Zwycięzca ponad 50 krajowych i międzynarodowych nagród. Ponad 400 tys. sprzedanych egz. Takimi liczbami chwali się Opel opisując Insignię. Ale nawet najlepsze auto potrzebuje co pewien czas odświeżenia. Dlatego w rok modelowy 2012 auto wjeżdża z kilkoma ciekawymi zmianami.
Insignia to pierwszy model Opla, który został stworzony według nowej koncepcji marki, także stylistycznej. Odważny design, dobra jakość i kilka innych czynników pozwoliły autu zyskać duże uznanie klientów i wyjść obronną ręką z kryzysu (pamiętacie plany zakupu firmy przez Rosjan?). Dzisiaj Opel ma się bardzo dobrze i bez obaw spogląda w przyszłość, także dzięki Insignii.
To, co dobre rzadko się zmienia. W końcu lepsze jest wrogiem dobrego. Dlatego też wygląd auta pozostaje nie zmieniony, przynajmniej na razie. Dla jednych to wada, dla drugich walor. O gustach nie będziemy debatować, ale inne aspekty związane z mechaniką auta i jego wyposażeniem doczekały się kilku znaczących zmian. Przyjrzymy się im bliżej.
Zacznijmy od wyposażenia. Niemcy wprowadzają do oferty nowe systemy informacyjno-rozrywkowe Navi 600 i Navi 900 Europa. Teraz wszelkie dane związane z nawigacją (np. mapy) przechowywane będą na karcie SD, a nie na płycie CD, czy DVD. Dodatkowo mapy będzie można dostosować do indywidualnych potrzeb klienta, a nawigacja pozwoli nam teraz na wybór najbardziej ekonomicznej trasy, tj. trasy o najniższym zużyciu paliwa. System Navi 900 Europa oferuje także funkcję rozpoznawania głosu i funkcję dziennika.

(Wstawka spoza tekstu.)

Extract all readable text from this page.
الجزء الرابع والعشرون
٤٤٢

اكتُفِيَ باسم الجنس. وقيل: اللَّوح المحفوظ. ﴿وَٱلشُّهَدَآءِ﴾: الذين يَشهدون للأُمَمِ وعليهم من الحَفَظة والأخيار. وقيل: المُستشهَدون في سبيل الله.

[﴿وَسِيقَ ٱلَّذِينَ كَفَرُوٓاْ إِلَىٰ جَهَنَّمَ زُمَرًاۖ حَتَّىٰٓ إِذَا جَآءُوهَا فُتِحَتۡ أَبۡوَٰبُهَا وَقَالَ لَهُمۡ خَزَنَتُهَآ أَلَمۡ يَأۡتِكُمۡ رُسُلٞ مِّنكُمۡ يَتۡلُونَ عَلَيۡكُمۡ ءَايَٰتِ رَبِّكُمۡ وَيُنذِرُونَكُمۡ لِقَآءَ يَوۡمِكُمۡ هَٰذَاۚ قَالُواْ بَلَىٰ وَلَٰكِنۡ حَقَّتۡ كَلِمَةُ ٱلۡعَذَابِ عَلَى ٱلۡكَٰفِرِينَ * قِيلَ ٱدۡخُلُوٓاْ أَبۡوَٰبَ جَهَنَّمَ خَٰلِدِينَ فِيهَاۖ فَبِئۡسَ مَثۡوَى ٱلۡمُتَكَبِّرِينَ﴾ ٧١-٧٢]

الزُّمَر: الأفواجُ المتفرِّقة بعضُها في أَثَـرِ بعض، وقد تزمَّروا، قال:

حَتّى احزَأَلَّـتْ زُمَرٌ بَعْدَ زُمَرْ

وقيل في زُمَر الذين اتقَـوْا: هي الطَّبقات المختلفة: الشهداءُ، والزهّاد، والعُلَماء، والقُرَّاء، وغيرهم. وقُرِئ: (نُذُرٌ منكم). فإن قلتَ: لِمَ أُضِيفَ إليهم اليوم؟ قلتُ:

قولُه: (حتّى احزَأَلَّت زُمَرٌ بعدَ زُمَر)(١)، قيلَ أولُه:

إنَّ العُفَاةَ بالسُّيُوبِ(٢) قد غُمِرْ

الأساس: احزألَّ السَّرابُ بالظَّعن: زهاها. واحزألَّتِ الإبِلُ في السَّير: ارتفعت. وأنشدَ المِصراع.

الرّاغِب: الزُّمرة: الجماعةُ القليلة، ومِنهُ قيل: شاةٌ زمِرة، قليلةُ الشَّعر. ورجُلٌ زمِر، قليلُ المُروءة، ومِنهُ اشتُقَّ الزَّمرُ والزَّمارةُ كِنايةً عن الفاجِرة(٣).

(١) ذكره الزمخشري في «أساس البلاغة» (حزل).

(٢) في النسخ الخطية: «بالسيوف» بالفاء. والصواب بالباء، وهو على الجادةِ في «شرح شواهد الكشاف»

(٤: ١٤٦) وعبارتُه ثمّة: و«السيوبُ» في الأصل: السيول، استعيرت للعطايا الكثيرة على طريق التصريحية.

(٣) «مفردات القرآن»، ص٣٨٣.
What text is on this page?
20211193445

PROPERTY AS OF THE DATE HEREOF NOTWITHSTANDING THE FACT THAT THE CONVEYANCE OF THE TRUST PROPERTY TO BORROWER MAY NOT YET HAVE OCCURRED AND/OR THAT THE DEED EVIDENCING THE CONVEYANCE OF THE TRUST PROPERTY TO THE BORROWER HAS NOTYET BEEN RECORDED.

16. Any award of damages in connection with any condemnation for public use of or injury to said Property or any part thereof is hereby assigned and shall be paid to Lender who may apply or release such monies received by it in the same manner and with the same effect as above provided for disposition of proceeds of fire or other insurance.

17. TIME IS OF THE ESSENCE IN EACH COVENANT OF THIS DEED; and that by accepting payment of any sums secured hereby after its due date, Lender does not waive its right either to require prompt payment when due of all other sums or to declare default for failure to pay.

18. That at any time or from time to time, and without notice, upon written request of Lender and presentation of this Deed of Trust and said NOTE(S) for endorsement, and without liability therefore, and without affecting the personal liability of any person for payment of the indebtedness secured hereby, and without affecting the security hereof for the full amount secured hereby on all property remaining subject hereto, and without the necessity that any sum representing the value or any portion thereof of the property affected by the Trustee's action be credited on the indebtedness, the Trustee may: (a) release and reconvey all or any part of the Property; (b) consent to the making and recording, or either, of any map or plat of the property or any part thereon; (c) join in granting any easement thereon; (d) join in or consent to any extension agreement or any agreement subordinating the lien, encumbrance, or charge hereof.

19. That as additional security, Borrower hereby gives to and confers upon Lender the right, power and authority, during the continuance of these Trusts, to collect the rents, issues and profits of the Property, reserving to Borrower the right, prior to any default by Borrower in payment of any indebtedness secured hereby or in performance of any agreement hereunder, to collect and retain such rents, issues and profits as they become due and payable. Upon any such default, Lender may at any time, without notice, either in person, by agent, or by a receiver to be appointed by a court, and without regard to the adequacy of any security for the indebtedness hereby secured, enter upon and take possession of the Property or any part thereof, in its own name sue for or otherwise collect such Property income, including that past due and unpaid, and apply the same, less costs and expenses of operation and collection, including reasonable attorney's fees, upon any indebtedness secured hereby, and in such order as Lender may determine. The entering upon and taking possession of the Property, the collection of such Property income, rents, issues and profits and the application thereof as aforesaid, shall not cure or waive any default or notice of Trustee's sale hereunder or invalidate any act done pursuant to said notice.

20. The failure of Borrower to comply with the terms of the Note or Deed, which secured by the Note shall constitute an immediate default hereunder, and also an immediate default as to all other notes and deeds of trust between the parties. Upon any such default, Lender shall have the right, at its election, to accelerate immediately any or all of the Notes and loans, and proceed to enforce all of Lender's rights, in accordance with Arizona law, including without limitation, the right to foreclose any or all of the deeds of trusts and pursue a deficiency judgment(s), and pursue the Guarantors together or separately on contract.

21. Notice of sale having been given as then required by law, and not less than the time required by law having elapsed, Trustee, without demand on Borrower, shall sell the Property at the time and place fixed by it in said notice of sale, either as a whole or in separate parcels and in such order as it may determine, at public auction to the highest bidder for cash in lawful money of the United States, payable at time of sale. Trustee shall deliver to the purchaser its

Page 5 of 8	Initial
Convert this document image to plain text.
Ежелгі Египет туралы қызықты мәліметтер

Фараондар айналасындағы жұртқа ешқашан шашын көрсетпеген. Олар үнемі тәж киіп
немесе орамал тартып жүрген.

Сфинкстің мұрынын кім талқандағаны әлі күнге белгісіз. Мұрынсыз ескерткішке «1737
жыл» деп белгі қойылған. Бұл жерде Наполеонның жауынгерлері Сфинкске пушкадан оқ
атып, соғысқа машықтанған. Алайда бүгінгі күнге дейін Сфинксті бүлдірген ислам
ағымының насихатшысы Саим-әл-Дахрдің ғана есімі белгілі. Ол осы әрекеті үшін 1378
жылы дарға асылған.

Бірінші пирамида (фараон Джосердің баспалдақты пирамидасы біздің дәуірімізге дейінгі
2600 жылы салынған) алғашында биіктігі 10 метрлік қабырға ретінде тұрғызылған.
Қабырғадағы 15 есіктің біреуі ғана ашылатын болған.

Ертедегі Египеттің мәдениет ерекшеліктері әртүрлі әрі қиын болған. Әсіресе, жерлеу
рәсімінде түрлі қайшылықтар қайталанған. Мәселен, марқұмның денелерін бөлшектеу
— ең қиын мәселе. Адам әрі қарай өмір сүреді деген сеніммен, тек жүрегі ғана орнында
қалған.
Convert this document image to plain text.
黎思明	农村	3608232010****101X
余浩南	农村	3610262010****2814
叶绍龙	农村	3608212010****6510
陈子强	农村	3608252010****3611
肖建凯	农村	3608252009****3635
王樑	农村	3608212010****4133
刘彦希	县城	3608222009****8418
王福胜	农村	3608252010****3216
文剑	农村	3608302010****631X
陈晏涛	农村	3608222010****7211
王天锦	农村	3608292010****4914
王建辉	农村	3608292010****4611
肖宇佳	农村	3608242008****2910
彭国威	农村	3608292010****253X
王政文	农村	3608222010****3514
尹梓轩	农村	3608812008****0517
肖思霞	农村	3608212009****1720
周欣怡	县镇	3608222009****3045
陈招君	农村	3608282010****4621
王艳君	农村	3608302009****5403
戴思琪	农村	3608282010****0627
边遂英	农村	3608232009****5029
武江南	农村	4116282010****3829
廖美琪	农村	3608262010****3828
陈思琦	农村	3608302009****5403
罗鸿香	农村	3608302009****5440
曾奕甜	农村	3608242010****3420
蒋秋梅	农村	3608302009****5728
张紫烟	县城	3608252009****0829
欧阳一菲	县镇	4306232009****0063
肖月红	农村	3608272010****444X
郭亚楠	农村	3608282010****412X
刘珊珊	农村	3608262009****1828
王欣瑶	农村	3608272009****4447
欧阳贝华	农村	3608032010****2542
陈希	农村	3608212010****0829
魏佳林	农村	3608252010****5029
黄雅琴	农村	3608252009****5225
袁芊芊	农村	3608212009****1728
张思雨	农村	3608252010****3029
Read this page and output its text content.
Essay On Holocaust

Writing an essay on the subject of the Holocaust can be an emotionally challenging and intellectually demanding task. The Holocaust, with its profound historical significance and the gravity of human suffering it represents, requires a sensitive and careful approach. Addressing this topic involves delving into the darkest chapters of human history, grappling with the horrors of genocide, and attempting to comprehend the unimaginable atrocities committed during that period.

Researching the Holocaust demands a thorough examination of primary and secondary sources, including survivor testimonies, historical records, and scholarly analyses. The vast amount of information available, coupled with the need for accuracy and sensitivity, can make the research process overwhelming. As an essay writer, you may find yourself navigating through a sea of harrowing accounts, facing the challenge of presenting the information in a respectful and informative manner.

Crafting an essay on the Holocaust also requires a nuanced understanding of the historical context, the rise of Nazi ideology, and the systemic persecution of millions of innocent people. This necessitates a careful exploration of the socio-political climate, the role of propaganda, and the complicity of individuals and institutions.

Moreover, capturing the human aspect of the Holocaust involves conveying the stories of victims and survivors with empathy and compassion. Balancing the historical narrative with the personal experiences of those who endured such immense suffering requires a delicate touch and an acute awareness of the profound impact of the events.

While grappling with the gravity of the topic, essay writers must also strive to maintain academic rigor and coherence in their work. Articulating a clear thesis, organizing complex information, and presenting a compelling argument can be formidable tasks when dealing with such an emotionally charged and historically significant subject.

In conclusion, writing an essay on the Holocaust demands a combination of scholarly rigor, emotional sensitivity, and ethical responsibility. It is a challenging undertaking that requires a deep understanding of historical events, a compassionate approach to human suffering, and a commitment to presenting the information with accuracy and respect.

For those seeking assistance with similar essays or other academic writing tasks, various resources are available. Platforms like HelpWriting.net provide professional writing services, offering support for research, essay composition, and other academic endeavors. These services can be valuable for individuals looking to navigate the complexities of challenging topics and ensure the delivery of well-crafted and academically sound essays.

Opel unowocześnił także kamerę służącą do rozpoznawania znaków drogowych i ostrzegania o niekontrolowanej zmianie pasa ruchu, a system wzbogacił o funkcję Following Distance Indication. Dokonuje ona stałego pomiaru w sekundach odległości dzielącej nas od samochodu jadącego z przodu i pomaga kierowcy uniknąć kolizji z autem jadącym z przodu. Jej aktywacja następuje od prędkości 40 km/h, a ostrzega kierowcę o niebezpieczeństwie poprzez sygnał wizualny na tablicy przyrządów i alarm akustyczny. Dodatkowo kamera w połączeniu z AFL+ służy jako High Beam Assist (automatyczne przełączanie wiązki światła). W Polsce kamera będzie dostępna od stycznia 2013.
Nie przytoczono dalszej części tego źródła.